His chest, part of his belly, and his entire right arm was covered in the kinds of tattoos that looked more like they had been attained in a drunken or even a drug-induced stupor than by choice. The ink on his skin was so badly mangled together she couldn’t even tell what all of the shapes or pictures were. So much of his skin was covered in the ink it was as if he was wearing a shirt that had been ripped, leaving only a small portion of his belly uncovered.
Janice could only wonder what the rest of him must have looked like. Though she recalled from the tabloids that there were certainly more tattoos on his legs… and possibly even other parts of his body.
Can’t wait to find out, she thought happily.
Janice stood side-by-side with Mr. Volkov in the bedroom of Alexi’s penthouse suite. The penthouse, like its occup
ant, was a mess. It was littered with the remains of one of the parties that Alexi had thrown the night before… or maybe even from parties before that. The place was cluttered with pizza boxes, some of them empty and others not and insects had been swarming around them in small clouds in some places. Mr. Volkov had told her that he’d attempted to tame his son’s parties by advising him that housekeeping would no longer clean up his messes. It had been a sound tactic, the desired aim to be that sooner or later Alexi would grow tired of living in filth. But so far, the result had not come.

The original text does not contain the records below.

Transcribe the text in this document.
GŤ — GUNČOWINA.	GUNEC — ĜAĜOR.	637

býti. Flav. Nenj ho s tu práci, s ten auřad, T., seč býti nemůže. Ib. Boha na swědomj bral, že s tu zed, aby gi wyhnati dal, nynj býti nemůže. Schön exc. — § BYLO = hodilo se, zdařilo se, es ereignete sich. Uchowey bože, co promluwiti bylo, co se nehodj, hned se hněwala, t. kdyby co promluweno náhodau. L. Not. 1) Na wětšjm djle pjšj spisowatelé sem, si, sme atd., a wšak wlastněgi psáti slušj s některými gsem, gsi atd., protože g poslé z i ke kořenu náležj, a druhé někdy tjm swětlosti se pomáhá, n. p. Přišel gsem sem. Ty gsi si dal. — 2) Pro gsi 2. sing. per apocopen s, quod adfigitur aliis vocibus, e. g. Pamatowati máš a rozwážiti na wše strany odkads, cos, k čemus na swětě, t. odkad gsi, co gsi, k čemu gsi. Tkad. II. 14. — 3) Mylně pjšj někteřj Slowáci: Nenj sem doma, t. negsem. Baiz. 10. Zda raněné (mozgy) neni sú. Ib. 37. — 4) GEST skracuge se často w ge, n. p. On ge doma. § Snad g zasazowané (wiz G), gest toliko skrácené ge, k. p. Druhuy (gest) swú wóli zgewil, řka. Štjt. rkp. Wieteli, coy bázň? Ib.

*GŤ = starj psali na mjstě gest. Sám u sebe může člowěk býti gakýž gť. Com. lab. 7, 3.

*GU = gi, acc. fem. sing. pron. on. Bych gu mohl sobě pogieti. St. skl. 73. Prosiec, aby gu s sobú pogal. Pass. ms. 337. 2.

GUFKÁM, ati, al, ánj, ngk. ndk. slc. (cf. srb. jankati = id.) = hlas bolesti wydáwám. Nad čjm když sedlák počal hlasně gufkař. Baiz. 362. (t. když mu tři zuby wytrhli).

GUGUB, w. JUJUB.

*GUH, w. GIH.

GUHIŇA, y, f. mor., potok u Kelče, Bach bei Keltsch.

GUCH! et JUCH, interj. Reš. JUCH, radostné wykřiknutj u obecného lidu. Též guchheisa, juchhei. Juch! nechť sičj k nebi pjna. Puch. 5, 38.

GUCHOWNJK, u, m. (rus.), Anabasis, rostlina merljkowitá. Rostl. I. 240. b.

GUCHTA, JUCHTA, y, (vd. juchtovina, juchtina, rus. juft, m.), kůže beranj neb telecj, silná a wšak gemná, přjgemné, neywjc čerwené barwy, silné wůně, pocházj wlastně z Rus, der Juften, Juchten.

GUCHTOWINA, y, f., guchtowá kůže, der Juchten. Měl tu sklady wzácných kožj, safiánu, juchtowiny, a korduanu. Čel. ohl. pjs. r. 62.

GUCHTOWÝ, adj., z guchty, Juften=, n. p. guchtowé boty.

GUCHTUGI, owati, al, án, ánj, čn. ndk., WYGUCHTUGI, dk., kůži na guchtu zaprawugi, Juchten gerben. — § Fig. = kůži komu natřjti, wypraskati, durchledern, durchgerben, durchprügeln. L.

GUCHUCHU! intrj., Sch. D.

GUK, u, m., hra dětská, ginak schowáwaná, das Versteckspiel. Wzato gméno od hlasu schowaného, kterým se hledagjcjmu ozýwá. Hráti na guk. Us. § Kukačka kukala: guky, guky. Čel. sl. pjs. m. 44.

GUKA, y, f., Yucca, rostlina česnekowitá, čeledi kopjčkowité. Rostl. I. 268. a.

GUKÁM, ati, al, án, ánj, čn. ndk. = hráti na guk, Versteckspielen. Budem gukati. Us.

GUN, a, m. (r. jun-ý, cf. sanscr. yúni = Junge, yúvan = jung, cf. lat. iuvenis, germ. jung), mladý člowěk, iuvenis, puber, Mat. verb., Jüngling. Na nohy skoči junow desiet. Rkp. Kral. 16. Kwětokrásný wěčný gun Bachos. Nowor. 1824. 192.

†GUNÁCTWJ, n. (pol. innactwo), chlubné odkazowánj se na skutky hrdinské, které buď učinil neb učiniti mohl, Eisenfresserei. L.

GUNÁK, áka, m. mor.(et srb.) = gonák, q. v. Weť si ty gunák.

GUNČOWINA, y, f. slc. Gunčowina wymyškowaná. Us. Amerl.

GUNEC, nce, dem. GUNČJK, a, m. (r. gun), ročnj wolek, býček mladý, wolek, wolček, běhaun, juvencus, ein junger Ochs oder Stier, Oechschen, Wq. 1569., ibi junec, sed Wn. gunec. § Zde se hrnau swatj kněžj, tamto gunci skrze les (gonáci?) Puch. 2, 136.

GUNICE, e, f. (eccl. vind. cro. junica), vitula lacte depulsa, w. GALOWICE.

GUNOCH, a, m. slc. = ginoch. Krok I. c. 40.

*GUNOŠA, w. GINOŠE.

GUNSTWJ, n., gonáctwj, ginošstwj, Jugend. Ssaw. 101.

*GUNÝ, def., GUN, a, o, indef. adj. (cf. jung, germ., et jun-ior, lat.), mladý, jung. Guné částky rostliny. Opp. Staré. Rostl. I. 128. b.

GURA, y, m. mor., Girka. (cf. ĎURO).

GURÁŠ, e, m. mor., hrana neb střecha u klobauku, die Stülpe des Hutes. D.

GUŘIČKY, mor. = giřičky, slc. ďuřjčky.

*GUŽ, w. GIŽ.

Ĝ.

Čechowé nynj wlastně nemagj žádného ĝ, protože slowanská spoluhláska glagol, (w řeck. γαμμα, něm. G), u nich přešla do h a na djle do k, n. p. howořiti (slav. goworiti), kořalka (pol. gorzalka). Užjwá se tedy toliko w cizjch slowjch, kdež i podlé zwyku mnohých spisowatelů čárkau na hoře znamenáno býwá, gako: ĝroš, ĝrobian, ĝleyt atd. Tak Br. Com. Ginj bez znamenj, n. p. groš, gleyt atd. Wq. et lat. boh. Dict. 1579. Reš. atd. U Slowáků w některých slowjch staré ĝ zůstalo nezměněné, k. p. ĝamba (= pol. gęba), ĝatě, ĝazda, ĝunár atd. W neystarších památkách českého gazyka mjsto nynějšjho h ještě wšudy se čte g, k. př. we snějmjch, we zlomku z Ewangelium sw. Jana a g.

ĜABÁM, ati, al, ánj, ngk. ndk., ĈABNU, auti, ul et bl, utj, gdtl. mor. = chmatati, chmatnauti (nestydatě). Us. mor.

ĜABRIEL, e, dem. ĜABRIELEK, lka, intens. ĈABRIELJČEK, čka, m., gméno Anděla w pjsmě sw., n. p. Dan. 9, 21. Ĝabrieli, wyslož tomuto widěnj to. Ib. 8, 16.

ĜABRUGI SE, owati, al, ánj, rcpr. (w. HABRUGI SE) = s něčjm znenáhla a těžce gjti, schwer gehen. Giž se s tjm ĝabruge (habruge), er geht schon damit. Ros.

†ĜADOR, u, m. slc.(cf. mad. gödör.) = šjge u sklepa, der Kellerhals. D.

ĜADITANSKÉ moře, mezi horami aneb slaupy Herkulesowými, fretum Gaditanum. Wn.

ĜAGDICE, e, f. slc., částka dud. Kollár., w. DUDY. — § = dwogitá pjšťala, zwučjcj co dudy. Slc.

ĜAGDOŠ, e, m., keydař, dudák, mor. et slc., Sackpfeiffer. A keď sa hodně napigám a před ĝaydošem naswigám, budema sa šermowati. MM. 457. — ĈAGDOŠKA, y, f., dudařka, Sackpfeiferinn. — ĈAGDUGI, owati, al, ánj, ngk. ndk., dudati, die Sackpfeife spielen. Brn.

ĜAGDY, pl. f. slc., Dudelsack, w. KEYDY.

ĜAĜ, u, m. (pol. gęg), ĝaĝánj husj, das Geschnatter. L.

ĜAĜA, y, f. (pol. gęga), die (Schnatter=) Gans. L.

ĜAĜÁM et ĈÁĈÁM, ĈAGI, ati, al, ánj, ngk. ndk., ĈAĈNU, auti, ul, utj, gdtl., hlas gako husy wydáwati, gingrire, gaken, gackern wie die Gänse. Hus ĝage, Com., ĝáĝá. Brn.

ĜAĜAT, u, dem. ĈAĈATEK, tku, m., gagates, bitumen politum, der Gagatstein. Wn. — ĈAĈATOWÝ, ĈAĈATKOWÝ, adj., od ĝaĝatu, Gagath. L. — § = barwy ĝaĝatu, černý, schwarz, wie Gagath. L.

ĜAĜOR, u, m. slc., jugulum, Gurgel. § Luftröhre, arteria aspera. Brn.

There were cartons of Chinese food left to rot on table tops or on chairs and couches where they had been left. Empty cases of beer sat idly in the halls and in some places that she saw empty cans of beer had literally carpeted the floor so that the expensive marble floors could not be seen. She found piles of shattered glass in which laid bowling balls and from the shards the scent of whiskey and vodka wafted. She could tell that the liquor bottles had been set up like bowling pins and then smashed.
She saw a large salt water fish tank on the opposite side of the room in which she saw a woman’s complete bikini floating idly inside with oblivious fish. She found more assortments of clothing along the bannisters of the stairs or even hanging from some of the potted trees like flags on a pole. Among such things were women’s bras and panties, some of them were pairs of jeans or plain shirts. She wondered briefly how the women that had worn them had managed to get home without too much difficulty in being so unclad.
After seeing all of that Mr. Volkov brought her to the bedroom of the man that was her new client. The bedroom, like every other room that she had glimpsed, was also a wreck. The drapes were wide open and she saw that the floor was littered with dirty clothes, muddied boots, plates of food that had been unfinished, half-full bottles of beer or liquor, and even a few garments that she knew couldn’t belong to the room’s owner. The place smelled of cigar smoke and stale beer as well as other assorted substances. Some of which she couldn’t identify.